Presentation Information

[4Yin-A-60]Development of a Dialogue System Capable of Real-Time Backchanneling

〇Sho Katsuki1, Yoshinobu Kano1 (1. Shizuoka University)

Keywords:

dialogue system

With the rapid advancement of Large Language Models, there is a growing demand for voice-based dialogue systems that can serve as everyday companions.
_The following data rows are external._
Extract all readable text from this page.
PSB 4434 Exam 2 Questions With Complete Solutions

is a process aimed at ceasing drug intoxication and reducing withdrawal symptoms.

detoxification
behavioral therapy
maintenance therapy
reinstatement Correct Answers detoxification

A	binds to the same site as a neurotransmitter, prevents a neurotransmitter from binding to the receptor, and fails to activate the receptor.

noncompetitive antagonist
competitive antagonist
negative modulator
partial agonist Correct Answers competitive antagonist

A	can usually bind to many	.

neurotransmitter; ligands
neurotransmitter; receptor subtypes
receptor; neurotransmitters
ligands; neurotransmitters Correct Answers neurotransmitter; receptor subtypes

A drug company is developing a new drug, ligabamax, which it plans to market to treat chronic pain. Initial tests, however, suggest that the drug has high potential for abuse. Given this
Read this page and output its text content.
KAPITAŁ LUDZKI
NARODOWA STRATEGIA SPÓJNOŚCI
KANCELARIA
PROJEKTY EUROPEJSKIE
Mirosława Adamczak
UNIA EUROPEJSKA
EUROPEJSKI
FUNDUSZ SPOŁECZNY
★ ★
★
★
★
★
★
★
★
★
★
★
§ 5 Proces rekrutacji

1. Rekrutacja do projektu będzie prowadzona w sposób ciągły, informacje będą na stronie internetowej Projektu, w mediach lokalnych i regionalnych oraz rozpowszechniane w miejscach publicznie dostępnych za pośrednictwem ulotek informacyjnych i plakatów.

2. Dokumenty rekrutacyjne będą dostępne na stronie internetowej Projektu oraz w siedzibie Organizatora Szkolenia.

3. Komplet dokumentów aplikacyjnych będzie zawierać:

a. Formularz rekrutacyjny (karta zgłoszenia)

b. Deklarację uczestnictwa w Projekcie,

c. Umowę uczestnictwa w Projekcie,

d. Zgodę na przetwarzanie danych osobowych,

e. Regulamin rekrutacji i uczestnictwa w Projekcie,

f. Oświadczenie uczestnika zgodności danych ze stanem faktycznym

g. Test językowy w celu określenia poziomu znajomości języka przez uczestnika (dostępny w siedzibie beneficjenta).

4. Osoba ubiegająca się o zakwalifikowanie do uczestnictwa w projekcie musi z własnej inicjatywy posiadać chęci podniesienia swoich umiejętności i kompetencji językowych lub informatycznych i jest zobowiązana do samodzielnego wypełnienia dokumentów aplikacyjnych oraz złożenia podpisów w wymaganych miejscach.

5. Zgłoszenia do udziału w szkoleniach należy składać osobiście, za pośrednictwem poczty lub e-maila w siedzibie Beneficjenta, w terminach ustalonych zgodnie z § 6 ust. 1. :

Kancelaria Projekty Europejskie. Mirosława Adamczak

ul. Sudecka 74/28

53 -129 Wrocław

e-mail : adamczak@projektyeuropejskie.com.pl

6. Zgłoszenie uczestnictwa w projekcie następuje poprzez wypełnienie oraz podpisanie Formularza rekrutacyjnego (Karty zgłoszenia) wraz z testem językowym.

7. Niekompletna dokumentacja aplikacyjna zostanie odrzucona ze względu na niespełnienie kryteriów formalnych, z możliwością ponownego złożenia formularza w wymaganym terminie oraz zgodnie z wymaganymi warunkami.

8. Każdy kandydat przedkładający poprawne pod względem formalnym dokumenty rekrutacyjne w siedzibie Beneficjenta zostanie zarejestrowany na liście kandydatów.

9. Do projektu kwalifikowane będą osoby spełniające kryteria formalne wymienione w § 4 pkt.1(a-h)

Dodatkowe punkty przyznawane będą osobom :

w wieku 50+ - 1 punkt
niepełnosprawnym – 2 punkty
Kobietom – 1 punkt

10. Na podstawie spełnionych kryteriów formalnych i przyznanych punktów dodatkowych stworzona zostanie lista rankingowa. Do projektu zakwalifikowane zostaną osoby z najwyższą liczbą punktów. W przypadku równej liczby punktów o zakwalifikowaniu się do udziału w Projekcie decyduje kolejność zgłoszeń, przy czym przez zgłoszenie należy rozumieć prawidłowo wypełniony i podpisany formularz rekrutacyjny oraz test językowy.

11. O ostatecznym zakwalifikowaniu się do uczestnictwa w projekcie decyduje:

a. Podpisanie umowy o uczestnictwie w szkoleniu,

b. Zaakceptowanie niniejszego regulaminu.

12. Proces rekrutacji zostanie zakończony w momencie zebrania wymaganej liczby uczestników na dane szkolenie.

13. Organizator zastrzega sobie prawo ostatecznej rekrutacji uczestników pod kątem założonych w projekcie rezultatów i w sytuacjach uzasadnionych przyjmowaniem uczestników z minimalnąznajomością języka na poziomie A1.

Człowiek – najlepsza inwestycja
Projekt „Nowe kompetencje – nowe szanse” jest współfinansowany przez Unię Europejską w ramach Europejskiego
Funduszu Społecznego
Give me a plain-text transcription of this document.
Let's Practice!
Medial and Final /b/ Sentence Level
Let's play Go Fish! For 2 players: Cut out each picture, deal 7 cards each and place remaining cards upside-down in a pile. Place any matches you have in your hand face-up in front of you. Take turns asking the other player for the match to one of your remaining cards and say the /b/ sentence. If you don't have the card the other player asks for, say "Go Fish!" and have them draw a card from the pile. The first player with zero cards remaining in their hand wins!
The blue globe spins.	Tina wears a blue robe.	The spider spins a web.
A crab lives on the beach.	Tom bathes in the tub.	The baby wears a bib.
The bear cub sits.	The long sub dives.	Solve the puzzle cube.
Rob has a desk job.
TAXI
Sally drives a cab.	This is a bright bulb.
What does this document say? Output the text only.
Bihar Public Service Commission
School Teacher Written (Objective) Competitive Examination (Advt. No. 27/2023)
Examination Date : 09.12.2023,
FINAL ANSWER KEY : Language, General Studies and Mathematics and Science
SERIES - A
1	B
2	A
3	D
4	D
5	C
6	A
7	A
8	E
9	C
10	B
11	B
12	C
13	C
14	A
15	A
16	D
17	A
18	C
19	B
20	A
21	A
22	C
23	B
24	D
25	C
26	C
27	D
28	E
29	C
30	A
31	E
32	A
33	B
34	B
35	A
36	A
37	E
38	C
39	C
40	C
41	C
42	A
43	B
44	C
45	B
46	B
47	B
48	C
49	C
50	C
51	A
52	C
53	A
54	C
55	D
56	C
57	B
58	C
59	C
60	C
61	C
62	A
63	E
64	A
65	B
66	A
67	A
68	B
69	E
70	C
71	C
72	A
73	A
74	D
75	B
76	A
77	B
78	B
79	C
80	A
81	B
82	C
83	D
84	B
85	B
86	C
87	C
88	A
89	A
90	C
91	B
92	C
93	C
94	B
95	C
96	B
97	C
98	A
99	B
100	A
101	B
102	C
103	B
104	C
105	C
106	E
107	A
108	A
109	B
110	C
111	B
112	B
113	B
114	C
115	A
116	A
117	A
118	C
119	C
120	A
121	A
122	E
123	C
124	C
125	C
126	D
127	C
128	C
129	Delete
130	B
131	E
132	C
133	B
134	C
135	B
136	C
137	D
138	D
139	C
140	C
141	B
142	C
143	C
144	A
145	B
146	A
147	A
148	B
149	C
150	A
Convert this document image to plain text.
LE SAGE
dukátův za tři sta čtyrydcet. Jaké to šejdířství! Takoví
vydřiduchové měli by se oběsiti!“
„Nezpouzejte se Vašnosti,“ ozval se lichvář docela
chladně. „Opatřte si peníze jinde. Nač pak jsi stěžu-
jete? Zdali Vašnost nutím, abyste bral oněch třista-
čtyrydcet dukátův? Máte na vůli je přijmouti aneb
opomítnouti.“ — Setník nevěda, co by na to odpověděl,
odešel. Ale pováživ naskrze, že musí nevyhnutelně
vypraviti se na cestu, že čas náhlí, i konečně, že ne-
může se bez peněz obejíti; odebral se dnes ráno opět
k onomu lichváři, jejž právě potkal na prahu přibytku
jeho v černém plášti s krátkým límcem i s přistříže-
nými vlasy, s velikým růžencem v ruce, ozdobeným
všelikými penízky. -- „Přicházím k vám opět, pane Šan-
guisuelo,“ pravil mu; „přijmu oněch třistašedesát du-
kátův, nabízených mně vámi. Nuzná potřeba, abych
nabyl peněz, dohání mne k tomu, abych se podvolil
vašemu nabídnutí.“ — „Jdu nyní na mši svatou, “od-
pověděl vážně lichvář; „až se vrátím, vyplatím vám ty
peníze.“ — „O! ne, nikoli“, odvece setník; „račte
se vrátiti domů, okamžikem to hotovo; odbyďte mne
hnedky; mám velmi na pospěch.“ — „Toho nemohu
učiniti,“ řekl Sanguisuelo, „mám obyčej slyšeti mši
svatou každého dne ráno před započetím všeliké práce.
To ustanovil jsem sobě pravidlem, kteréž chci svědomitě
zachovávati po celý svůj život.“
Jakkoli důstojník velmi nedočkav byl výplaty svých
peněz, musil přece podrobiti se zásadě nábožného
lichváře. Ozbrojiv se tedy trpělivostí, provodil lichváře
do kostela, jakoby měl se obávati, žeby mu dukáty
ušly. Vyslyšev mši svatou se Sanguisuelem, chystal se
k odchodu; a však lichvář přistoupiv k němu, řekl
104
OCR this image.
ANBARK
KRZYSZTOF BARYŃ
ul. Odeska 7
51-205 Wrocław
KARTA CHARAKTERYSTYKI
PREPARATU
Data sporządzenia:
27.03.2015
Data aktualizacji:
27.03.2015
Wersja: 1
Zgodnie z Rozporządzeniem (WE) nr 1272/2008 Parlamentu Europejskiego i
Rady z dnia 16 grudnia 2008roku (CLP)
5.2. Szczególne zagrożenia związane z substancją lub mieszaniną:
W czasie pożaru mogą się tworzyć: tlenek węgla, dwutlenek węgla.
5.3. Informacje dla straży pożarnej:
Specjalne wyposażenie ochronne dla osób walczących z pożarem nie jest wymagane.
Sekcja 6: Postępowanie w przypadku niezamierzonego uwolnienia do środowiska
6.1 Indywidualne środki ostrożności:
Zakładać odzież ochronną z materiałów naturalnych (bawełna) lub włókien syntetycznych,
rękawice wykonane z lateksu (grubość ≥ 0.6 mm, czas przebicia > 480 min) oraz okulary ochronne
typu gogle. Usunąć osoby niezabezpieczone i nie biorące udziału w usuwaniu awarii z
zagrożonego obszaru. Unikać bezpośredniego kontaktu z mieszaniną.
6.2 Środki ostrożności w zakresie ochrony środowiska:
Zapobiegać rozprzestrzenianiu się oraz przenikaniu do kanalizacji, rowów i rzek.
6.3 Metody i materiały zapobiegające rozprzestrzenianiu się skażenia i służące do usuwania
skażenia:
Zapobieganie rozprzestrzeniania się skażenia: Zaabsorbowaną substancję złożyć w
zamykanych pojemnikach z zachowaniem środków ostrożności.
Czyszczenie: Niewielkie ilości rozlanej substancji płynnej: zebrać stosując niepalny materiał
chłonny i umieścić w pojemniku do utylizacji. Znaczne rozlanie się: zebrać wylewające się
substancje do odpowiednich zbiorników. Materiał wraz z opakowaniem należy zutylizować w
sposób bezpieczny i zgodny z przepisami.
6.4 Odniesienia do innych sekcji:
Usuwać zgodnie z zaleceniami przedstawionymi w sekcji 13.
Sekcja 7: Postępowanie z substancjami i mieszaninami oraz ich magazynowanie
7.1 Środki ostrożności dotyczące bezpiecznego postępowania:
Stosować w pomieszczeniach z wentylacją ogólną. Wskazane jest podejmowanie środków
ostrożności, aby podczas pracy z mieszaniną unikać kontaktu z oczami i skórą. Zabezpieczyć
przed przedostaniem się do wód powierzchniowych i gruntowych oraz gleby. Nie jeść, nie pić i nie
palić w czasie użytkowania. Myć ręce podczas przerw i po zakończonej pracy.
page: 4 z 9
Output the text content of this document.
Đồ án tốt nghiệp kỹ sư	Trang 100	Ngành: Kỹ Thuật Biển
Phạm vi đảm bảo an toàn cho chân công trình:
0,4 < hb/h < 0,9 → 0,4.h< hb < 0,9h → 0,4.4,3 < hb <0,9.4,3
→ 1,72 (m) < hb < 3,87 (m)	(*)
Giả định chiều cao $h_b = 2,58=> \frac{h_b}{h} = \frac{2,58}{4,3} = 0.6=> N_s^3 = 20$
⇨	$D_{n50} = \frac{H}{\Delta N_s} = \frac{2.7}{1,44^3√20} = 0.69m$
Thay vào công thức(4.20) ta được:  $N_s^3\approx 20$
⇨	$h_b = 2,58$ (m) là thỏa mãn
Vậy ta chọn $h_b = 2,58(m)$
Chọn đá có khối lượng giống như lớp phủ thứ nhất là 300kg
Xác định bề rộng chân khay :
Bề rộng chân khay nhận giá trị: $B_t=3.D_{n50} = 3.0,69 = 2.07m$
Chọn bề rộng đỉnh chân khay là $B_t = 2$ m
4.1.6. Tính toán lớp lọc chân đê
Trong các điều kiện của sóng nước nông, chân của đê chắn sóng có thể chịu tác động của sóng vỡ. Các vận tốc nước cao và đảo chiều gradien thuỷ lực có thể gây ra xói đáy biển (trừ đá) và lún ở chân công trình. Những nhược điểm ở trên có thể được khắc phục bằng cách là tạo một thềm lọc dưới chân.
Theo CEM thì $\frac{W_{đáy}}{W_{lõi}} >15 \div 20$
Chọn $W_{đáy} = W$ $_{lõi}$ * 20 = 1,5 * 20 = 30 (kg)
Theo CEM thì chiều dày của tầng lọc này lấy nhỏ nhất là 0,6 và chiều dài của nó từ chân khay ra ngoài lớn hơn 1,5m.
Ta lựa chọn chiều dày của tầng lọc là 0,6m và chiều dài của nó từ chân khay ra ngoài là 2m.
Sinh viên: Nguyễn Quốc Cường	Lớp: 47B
However, conventional Voice Activity Detection (VAD) often misinterprets user fillers (e.g., "uhm...") or backchanneling as the end of an utterance, leading to unnatural system interruptions.
We adopted OpenAI's ChatGPT Realtime API and proposed a unique parallel architecture integrated with a "Judge Model" that determines in real-time whether to respond or wait.
Furthermore, to emulate a "cheerful friend" who engages in proactive self-disclosure, we introduced a "Three-Step Response Strategy" (Reaction + Self-disclosure + Closing).
Our proposed method effectively eliminated unnatural interruptions in scenarios containing fillers (interruption rate: 8.7\%).
While response latency increased to 2.6 seconds, the combination of the system's "Thoughtful Pause" and the empathetic self-disclosure strategy significantly improved user satisfaction.
Our approach successfully established a vibrant and natural rhythm in human-AI interaction.